KEDATANGAN Presiden Joko Widodo ke Lampung untuk meninjau jalan rusak mengapungkan pertanyaan: dia datang sebagai presiden atau pembuat konten? Jokowi datang ke Lampung setelah jalan rusak di Lampung viral di media sosial. Lalu kita disuguhi tontonan saat mobil sedan kepresidenan berzig-zag menggilas jalanan bopeng tersebut. Di tengah perjalanan, Jokowi sempat pula membuat vlog bersama Menteri Perdagangan Zulkifli Hasan dari dalam mobil yang mereka tumpangi.
Sebagai kepala pemerintahan, Jokowi mestinya bisa melakukan banyak hal untuk membereskan masalah infrastruktur di daerah tanpa menunggu kehebohan di dunia maya. Presiden, misalnya, dapat menginstruksikan Menteri Dalam Negeri untuk menegur Gubernur Lampung yang mengabaikan kerusakan jalan di wilayahnya. Jokowi juga bisa memanggil Menteri Keuangan untuk mengecek penggunaan anggaran daerah dalam perbaikan jalan atau menginstruksikan Menteri Pekerjaan Umum dan Perumahan Rakyat untuk memperbaiki jalan yang dikelola pemerintah pusat. Jokowi pun bisa meminta laporan berkala dari kepala daerah mengenai hal tersebut. Tak perlulah Presiden membuat “pertunjukan” untuk sekadar mengerek citra.

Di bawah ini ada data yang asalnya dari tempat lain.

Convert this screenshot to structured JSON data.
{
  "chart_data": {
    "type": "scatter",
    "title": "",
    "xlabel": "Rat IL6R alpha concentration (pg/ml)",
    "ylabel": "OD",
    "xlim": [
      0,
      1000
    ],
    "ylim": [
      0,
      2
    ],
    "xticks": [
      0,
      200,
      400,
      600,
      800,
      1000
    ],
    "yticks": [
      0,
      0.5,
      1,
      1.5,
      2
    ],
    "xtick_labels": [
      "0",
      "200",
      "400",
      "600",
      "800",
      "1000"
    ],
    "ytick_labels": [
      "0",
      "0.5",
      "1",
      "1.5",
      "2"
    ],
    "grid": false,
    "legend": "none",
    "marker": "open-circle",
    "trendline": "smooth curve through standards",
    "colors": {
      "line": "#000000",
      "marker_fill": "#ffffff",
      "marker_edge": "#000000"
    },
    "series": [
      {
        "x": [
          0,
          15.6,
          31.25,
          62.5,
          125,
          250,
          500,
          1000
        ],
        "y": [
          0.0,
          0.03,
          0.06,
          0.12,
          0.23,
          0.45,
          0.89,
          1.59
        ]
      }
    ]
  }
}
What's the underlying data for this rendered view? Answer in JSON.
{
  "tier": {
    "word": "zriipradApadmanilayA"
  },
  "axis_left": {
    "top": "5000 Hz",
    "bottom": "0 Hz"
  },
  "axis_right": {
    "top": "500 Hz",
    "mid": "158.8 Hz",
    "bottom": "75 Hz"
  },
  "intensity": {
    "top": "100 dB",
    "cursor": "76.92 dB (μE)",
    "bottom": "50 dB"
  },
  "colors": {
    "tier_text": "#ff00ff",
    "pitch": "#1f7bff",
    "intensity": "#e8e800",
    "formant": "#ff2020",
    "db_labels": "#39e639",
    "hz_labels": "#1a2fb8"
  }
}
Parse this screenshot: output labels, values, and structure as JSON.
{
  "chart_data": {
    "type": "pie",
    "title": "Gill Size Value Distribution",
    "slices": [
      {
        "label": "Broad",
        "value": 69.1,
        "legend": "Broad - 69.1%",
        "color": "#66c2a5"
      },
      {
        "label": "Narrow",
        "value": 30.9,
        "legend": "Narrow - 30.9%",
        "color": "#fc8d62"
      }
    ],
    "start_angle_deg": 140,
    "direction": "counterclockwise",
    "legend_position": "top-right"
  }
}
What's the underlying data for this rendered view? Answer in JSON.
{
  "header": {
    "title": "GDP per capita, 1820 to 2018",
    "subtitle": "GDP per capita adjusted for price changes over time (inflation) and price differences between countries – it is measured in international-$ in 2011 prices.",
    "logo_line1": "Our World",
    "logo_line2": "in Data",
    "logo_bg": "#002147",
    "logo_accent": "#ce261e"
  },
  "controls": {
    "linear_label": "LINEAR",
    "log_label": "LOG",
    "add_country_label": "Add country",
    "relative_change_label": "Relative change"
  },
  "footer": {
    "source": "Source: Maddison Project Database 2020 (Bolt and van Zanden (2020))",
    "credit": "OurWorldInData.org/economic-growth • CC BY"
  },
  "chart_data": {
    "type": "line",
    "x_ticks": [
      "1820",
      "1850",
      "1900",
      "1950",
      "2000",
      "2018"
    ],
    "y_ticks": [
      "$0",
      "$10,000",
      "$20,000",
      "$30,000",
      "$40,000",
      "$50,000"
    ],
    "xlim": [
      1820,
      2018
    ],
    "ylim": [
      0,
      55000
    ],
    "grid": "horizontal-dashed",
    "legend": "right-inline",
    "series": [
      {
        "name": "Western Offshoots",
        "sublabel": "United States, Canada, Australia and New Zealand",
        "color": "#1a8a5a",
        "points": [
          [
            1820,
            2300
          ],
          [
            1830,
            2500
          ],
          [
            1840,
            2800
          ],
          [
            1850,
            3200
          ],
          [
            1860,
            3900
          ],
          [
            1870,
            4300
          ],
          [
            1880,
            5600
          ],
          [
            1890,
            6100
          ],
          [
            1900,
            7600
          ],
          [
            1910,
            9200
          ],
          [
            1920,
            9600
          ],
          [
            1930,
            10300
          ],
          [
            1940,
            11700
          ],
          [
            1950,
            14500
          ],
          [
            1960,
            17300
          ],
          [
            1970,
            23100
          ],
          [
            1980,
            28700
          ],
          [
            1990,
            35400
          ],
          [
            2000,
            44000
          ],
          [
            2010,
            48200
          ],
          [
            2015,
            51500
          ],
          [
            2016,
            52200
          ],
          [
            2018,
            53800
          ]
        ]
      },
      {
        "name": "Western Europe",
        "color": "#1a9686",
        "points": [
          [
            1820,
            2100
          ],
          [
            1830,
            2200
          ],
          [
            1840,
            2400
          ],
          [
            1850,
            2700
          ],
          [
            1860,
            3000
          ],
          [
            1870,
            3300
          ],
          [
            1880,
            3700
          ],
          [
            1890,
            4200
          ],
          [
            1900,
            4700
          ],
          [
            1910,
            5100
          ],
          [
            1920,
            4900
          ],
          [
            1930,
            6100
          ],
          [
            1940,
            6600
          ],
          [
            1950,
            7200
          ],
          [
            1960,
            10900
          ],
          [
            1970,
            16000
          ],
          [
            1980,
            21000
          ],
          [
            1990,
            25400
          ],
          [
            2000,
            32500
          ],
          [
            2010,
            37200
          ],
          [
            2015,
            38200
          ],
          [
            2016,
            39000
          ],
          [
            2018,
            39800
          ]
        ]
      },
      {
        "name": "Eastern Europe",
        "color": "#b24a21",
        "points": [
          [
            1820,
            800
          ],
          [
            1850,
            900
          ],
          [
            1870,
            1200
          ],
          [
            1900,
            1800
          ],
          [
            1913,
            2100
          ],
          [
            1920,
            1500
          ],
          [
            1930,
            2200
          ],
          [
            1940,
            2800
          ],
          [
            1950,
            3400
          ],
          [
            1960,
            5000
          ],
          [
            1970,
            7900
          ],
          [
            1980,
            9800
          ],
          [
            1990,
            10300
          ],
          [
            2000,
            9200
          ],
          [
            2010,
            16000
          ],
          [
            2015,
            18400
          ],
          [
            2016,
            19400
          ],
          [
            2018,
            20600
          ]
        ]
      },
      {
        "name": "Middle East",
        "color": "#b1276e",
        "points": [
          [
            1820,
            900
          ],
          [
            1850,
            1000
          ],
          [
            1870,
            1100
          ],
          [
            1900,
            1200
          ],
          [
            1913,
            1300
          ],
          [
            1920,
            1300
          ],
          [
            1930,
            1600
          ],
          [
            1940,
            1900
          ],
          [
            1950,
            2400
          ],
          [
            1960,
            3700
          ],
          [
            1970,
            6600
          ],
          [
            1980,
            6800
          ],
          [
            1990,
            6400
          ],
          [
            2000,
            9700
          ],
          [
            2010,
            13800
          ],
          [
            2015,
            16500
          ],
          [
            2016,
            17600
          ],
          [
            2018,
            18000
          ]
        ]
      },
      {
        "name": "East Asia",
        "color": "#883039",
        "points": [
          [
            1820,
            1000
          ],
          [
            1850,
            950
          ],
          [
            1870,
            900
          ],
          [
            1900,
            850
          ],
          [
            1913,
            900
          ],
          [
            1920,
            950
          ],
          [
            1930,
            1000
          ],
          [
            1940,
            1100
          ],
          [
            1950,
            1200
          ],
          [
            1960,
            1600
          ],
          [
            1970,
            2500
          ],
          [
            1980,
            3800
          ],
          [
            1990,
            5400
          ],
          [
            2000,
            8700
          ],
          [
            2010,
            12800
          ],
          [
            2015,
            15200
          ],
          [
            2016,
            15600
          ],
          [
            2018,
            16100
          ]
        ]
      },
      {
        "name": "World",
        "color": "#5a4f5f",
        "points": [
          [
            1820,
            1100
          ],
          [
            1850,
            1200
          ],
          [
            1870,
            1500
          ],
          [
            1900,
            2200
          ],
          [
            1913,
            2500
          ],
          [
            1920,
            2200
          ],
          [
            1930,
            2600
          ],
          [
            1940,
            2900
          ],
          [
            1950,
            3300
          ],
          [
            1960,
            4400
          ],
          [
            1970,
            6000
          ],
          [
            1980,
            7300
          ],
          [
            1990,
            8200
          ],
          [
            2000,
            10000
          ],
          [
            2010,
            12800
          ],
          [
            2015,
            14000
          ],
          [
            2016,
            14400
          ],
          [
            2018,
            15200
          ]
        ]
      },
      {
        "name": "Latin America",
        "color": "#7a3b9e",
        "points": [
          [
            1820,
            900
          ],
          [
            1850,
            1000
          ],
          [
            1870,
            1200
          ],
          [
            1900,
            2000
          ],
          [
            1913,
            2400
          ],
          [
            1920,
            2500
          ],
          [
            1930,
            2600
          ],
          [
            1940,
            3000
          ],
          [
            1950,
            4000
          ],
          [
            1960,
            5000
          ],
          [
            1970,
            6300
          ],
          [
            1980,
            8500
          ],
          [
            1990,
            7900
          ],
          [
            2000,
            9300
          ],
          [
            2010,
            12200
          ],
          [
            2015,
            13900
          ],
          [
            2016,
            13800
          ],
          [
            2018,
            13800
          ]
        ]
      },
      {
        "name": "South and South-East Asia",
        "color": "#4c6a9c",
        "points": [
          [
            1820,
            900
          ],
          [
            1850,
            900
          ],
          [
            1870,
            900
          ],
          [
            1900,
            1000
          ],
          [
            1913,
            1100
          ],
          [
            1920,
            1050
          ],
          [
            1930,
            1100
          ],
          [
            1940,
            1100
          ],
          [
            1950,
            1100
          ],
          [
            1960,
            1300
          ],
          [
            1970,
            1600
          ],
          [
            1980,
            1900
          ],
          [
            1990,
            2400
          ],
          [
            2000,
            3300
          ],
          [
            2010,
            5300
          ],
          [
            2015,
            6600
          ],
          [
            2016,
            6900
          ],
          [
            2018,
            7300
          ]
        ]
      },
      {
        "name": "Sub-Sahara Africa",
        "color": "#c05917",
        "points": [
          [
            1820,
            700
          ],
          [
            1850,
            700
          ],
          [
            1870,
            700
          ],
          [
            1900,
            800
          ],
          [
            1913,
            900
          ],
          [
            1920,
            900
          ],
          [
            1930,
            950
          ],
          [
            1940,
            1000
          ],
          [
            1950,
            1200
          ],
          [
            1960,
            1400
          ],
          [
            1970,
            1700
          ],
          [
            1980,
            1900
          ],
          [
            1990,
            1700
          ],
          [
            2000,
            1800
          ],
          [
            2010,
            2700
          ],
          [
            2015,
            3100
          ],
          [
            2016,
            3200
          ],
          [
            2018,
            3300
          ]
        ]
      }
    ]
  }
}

Lagipula, solusi kebijakan yang dipilih Jokowi dengan mengambil alih tanggung jawab pemerintah Lampung menyisakan persoalan. Aspal jalan di sana memang bisa segera menjadi mulus. Tapi, cara Jokowi membereskan persoalan tampak sporadis dan diskriminatif sebab masalah infrastruktur tak hanya ada di Lampung. Dengan cara seperti ini, sulit bagi pemerintah pusat membenahi semua kerusakan infrastruktur seperti halnya di Lampung.
Tak menggunakan pendekatan sistemik, Jokowi tak membereskan masalah mendasar di daerah. Di antaranya, akuntabilitas penggunaan anggaran dan belanja daerah serta mekanisme pengaduan dan penanganan infrastruktur publik yang buruk. Cara Jokowi membereskan masalah sesungguhnya menunjukkan ada yang keliru dalam tata kelola pemerintahan: sistem perencanaan hingga pengawasan yang tak berjalan.
Bahwa Gubernur Lampung Arinal Djunaidi dan para bupati serta wali kota punya andil dalam kerusakan jalanan di wilayahnya, itu fakta yang tak bisa disembunyikan. Mereka, misalnya, selama ini membiarkan truk melintas di jalan yang tak sesuai dengan kelasnya dan mengabaikan kualitas proyek pengaspalan. Para kepala daerah tak bisa lepas tangan meski proyek perbaikan jalan sekarang diambil pusat.
Agar blusukan Jokowi ke Lampung tak disangka sekadar pencitraan atau membuat konten untuk diunggah di media sosial, tugas pemerintah kini adalah membuat sistem agar masyarakat bisa melaporkan pelayanan dan infrastruktur publik yang buruk serta memastikan masalah itu ditangani secara cepat. Publik harus bisa mengakses kanal pengaduan itu dengan mudah.
Jokowi telah meminta pengguna media sosial melaporkan jalanan rusak di berbagai daerah lewat kolom komentar di media sosialnya. Sekilas itu tampak baik, tapi sebenarnya serampangan karena penanganan komplain lewat media sosial bisa tak akuntabel. Tanpa membenahi pelayanan publik dan membuat sistem pengaduan yang andal, Presiden Jokowi sekadar mempraktikkan gimik untuk memoles citra.